For the cleric/priest argument: Both are the divine power class. The cleric takes feats/options/themes that allow him to wear armor, wield heavier weapons and use a shield, but gets fewer spells -- either in number or access to different spheres. The priest is more limited in weapons and armor, but has more spells. If a player wants a divine character that wields a two-handed hammer and no shield, then he doesn't take the shield feat, but maybe gains something else instead. (But doesn't lose out on a class perc by not having the shield.) Likewise, if a player wants a priest who's got a lot of spells but can every now and then jump into the fray and pull off one cool attack with his wood staff, he should be able to take a combat power/feat/option that is more cleric-like.
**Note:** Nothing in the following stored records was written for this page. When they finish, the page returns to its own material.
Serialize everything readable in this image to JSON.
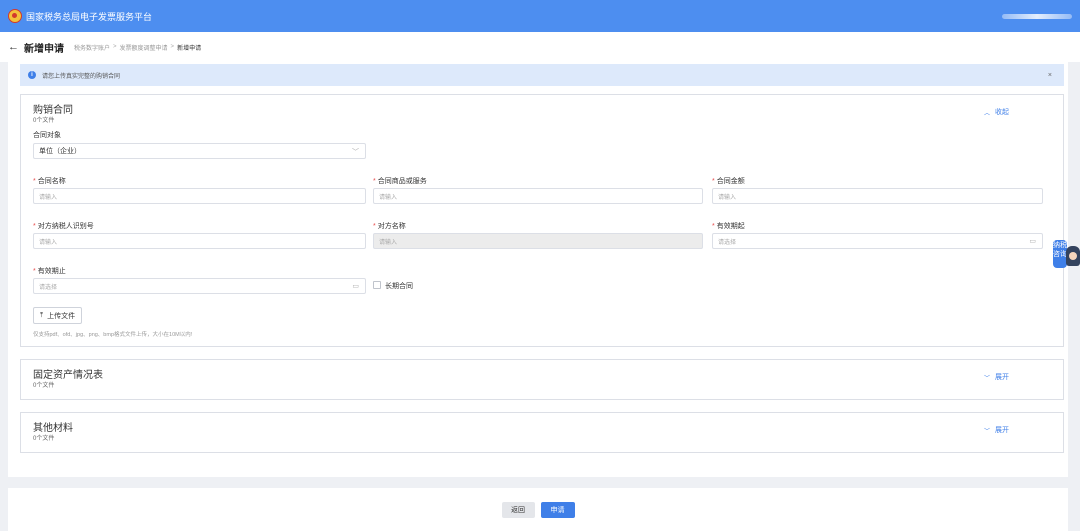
{
  "header": {
    "title": "国家税务总局电子发票服务平台"
  },
  "breadcrumb": {
    "back_icon": "arrow-left-icon",
    "page_title": "新增申请",
    "items": [
      "税务数字账户",
      "发票额度调整申请",
      "新增申请"
    ],
    "separator": ">"
  },
  "alert": {
    "text": "请您上传真实完整的购销合同",
    "close": "×"
  },
  "contract_panel": {
    "title": "购销合同",
    "count": "0个文件",
    "toggle_label": "收起",
    "toggle_icon": "chevron-up-icon",
    "object_label": "合同对象",
    "object_value": "单位（企业）",
    "fields": {
      "name": {
        "label": "合同名称",
        "placeholder": "请输入"
      },
      "goods": {
        "label": "合同商品或服务",
        "placeholder": "请输入"
      },
      "amount": {
        "label": "合同金额",
        "placeholder": "请输入"
      },
      "taxid": {
        "label": "对方纳税人识别号",
        "placeholder": "请输入"
      },
      "party": {
        "label": "对方名称",
        "placeholder": "请输入"
      },
      "start": {
        "label": "有效期起",
        "placeholder": "请选择"
      },
      "end": {
        "label": "有效期止",
        "placeholder": "请选择"
      }
    },
    "long_term_label": "长期合同",
    "upload_label": "上传文件",
    "upload_hint": "仅支持pdf、ofd、jpg、png、bmp格式文件上传，大小在10M以内!"
  },
  "fixed_assets_panel": {
    "title": "固定资产情况表",
    "count": "0个文件",
    "toggle_label": "展开"
  },
  "other_panel": {
    "title": "其他材料",
    "count": "0个文件",
    "toggle_label": "展开"
  },
  "assistant": {
    "text": "纳税咨询",
    "icon": "assistant-avatar-icon"
  },
  "footer": {
    "back_label": "返回",
    "submit_label": "申请"
  },
  "colors": {
    "primary": "#4d8ef0",
    "accent": "#3f7fe8",
    "required": "#e84c4c",
    "alert_bg": "#dde9fb"
  }
}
If the themes are good, they could really support this: temple keeper (for more priest-like characters), student (priest-like), defender of the faith (cleric-like) or just veteran soldier (cleric-like). And in the end, one player's priest or cleric is going to be much different than another player's priest or cleric.

This could work for rangers too: fighters who choose feats/powers/options that make them bow specialist or two-weapon fighters, and skills that let them sneak or track. And if they want access to divine spells at later levels, they multi-class a level of divine caster and take nature sphere spells. If they want to be even sneakier rangers, they take the thief class and feats/powers/options for bows or two weapons. The themes could be the same no matter the class: raised by wolves, hermit, tree hugger, sworn defender of the wild. The themes could provide some of the unique ranger-type abilities.

If the classes are minimized at first level (meaning the normal class powers build between 1st and 3rd level, as is being discussed) then multi-classing should be easier, and a sword-mage shouldn't have to be its own class; the player takes a couple levels of mage and a couple levels of fighter and options to make the character be who they want it to be. Rather than being stuck with what the creaters think a sword mage should be. (Or if an entire party wants to be "barbarians" but one's playing the warrior, one the sneak and one the shaman, they should all be able to take rage-based feats that lets them add damage or gain temp hp at the expense of ac or something. Why should all raging barbarians be fighters?)

Players should be able to pick fictional or historical figures and create them easily in d&d in a way that matches how they see the character, not how the class tells them they should see the character. That requires generic classes and flexible options in those classes.

Anyway, that's my two cents. It's my first time posting. 5e's got me that excited.